El movimiento progresista se encuentra en una crisis que amenaza no sólo su continuidad, sino el futuro de la democracia liberal y de las izquierdas en general. Esta corriente ideológica, que surgió como una reacción a la incapacidad de la izquierda materialista de entender los sistemas de desigualdad racial y de género, se ha convertido en un movimiento no solamente intolerante, sino profundamente inefectivo.
La reacción de los “progresistas” ante los ataques de Hamas contra Israel el año pasado dejó al descubierto su debacle moral e intelectual. El prisma maniqueo que rige a esta corriente y que simplifica el mundo entre opresores y oprimidos llevó a sus seguidores a tomar partido por Hamas, un grupo terrorista y movimiento teocrático y dictatorial que, además de asesinar, violar y secuestrar a civiles, reprimir a la oposición palestina en Gaza y adoctrinar a su población en el fanatismo islámico, ha sido, junto con el movimiento colono israelí, la causa del fracaso del proceso de paz.
Para que un movimiento político pueda conseguir sus objetivos hay dos condiciones esenciales: incluir el mayor número posible de personas dentro de una amplia coalición y llegar a consensos con otros actores políticos para conseguir victorias concretas. El movimiento progresista ha perdido ambas. En lugar de buscar avanzar hacia su objetivo original y lograr desmantelar estructuras sistémicas de desigualdad racial y de género (entre otras) optó por convertirse en una corriente cultural enfocada en la restricción y los cambios del lenguaje y la “cancelación” de ideas que no concuerdan con el más alto estándar de “pureza ideológica”. En lugar de sumar fuerzas, el movimiento es cada vez más excluyente.
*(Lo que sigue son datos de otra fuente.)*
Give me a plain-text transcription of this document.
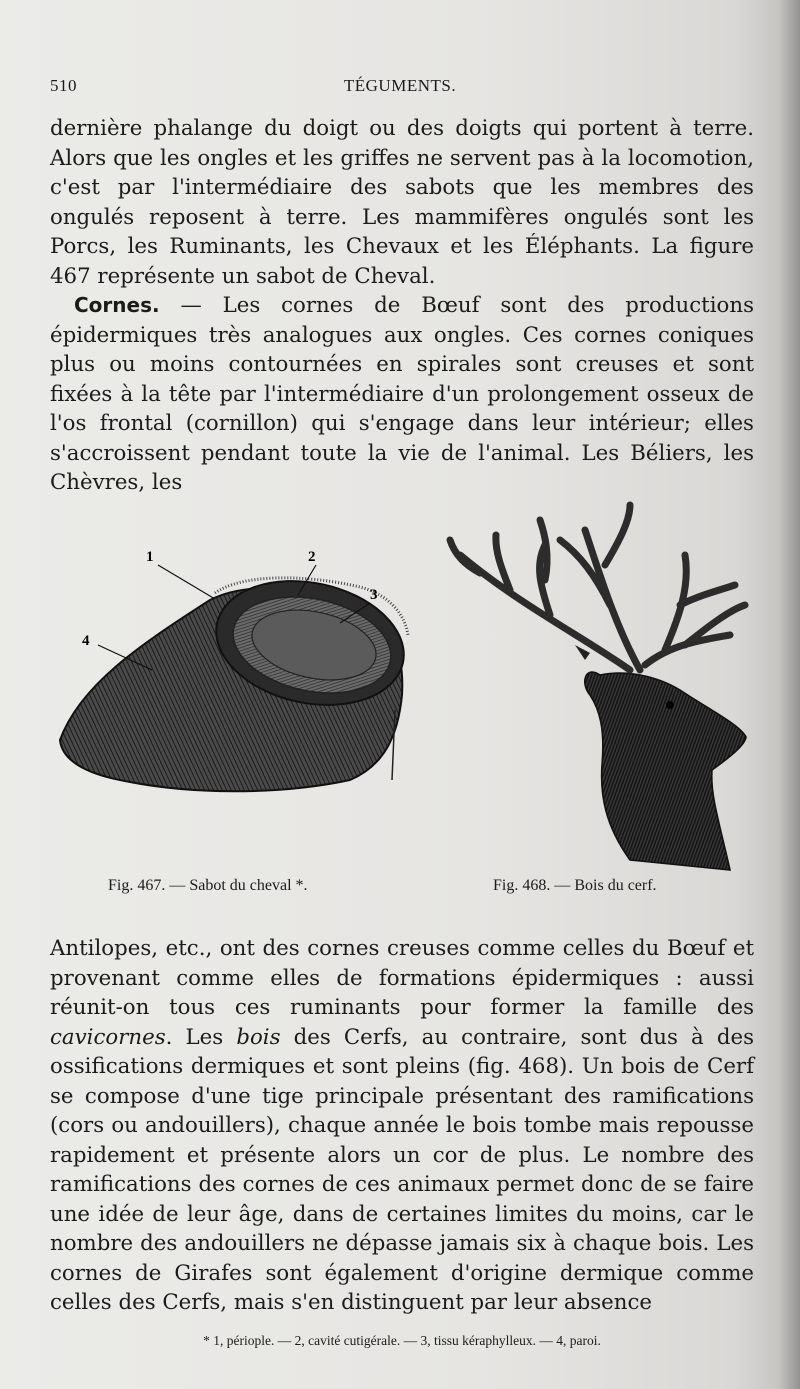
510	TÉGUMENTS.

dernière phalange du doigt ou des doigts qui portent à terre. Alors que les ongles et les griffes ne servent pas à la locomotion, c'est par l'intermédiaire des sabots que les membres des ongulés reposent à terre. Les mammifères ongulés sont les Porcs, les Ruminants, les Chevaux et les Éléphants. La figure 467 représente un sabot de Cheval.

Cornes. — Les cornes de Bœuf sont des productions épidermiques très analogues aux ongles. Ces cornes coniques plus ou moins contournées en spirales sont creuses et sont fixées à la tête par l'intermédiaire d'un prolongement osseux de l'os frontal (cornillon) qui s'engage dans leur intérieur; elles s'accroissent pendant toute la vie de l'animal. Les Béliers, les Chèvres, les

1	2
3
4
Fig. 467. — Sabot du cheval *.	Fig. 468. — Bois du cerf.

Antilopes, etc., ont des cornes creuses comme celles du Bœuf et provenant comme elles de formations épidermiques : aussi réunit-on tous ces ruminants pour former la famille des cavicornes. Les bois des Cerfs, au contraire, sont dus à des ossifications dermiques et sont pleins (fig. 468). Un bois de Cerf se compose d'une tige principale présentant des ramifications (cors ou andouillers), chaque année le bois tombe mais repousse rapidement et présente alors un cor de plus. Le nombre des ramifications des cornes de ces animaux permet donc de se faire une idée de leur âge, dans de certaines limites du moins, car le nombre des andouillers ne dépasse jamais six à chaque bois. Les cornes de Girafes sont également d'origine dermique comme celles des Cerfs, mais s'en distinguent par leur absence

* 1, périople. — 2, cavité cutigérale. — 3, tissu kéraphylleux. — 4, paroi.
Ejemplo concreto: en vez de formar una coalición efectiva con el campo democrático en Israel para avanzar en el establecimiento de un Estado palestino, el movimiento del BDS (Boicot, Desinversión y Sanciones) llamó a boicotear una de las organizaciones de paz árabe-judías más importantes de Israel ¿cuál fue el motivo?, que la organización llamó a la “empatía entre las partes” en lugar de hablar de “una relación de amos contra esclavos” (verbatim, no es broma).
Para las derechas autoritarias no podría haber mejor regalo. Es difícil convencer al público de estar en contra de políticas que garanticen una distribución más igual de la riqueza o igualdad racial, mucho más fácil es convencerlos de la tergiversación moral de un movimiento que, en paralelo, condena sin piedad a cualquiera que no use un lenguaje de género incluyente y, al otro día, defiende a teócratas islamistas que matan bebés y los llama “resistencia legítima”.
Es así como la derecha de Trump, propulsada por la guerra cultural en contra de este movimiento, amenaza con regresar. Mientras se regocijan en su “purismo ideológico”, no solamente son incapaces de lograr cambios concretos, sino que las causas mismas por las que surgió el movimiento, justas e importantes, y el futuro mismo de la democracia están en juego. Para que esto no suceda no es necesario abandonar estas causas, sino volver el movimiento a sus orígenes, a la lucha política que implica ver matices, sumar fuerzas y llegar a acuerdos.